Bad loans incurred by the country’s big banks remained low as of October last year, the central bank reported on Friday.
The non-performing loans (NPL) ratio of universal and commercial banks (U/KBs) was at 1.77 percent for the month from 2.06 percent a year earlier, the Bangko Sentral ng Pilipinas (BSP) said.
The central bank noted that the ratio was slightly lower than September’s 1.82 percent and had stayed below 2 percent since November 2014.
In value terms, U/KBs’ bad loans declined to P94.52 billion in October from P95.24 billion in September and the P96.54 billion recorded year earlier.
Their total loan portfolio rose to a combined P5.353 trillion in October from P5.244 trillion in September. It also exceeded the P4.712 trillion recorded in October 2014.

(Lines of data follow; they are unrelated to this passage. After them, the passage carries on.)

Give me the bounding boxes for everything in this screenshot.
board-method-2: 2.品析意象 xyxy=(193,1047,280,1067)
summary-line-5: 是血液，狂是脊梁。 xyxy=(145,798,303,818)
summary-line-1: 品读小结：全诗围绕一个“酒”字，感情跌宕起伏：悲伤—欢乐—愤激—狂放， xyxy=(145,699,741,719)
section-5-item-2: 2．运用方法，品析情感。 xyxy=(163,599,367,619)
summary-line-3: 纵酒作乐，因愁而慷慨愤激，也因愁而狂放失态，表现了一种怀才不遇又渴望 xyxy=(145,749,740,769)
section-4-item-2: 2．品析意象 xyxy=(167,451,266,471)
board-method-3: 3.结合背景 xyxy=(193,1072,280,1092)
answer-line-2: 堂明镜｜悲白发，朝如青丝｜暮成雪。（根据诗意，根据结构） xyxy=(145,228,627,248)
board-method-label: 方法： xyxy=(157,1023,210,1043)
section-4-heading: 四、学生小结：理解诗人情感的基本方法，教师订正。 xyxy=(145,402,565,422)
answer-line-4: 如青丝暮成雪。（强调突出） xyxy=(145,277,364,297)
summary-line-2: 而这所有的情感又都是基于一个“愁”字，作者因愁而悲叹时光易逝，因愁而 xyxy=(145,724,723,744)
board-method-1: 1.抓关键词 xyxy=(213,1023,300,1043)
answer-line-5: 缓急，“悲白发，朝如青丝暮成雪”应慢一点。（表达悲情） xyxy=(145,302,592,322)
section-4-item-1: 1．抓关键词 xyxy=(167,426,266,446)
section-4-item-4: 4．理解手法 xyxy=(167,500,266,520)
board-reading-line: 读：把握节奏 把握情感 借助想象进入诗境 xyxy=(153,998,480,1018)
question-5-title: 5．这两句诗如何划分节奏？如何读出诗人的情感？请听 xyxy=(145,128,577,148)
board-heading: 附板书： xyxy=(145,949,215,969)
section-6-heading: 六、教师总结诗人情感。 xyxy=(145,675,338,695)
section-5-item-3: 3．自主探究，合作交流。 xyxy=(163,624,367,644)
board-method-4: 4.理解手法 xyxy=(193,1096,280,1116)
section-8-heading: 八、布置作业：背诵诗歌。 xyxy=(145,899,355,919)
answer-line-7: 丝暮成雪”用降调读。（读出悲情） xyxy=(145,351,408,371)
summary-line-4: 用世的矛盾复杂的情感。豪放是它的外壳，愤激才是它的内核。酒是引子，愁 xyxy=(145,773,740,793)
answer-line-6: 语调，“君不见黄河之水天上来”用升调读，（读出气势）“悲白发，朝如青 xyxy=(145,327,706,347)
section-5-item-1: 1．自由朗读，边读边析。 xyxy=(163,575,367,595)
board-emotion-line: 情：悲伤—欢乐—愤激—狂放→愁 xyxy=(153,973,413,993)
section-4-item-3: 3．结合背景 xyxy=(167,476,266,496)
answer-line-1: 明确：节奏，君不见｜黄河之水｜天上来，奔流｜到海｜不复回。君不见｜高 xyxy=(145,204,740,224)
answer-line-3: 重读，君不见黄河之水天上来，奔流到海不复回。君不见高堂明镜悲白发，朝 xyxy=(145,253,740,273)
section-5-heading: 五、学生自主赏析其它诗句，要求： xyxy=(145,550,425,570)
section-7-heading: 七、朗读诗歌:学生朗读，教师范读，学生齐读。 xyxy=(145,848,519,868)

The central bank defines NPLs as past due loans where the principal or interest is unpaid for 30 days or more after the due date, including the outstanding balance of loans payable in monthly installments when three or more installments are in arrears.
Banks provisioned as much as 140.97 percent of gross NPLs to cover potential losses in October, higher than the 139.74 percent in the prior month and the 138.64 percent registered a year earlier.
Gross NPLs across economic sectors remained manageable and were seen in financial and insurance activities, real estate, manufacturing, wholesale and retail trade, and electricity, gas, steam and air-conditioning supply, which accounted for 69.3 percent of October’s total loans.
The central bank said the latest bad loan numbers indicated that U/KBs were continuing to adhere to high credit standards.
“The Bangko Sentral ng Pilipinas keeps track of the loan quality of U/KBs as part of its supervisory efforts to ensure the soundness of the banking system. This is in line with the BSP’s policy objective of financial stability,” it said.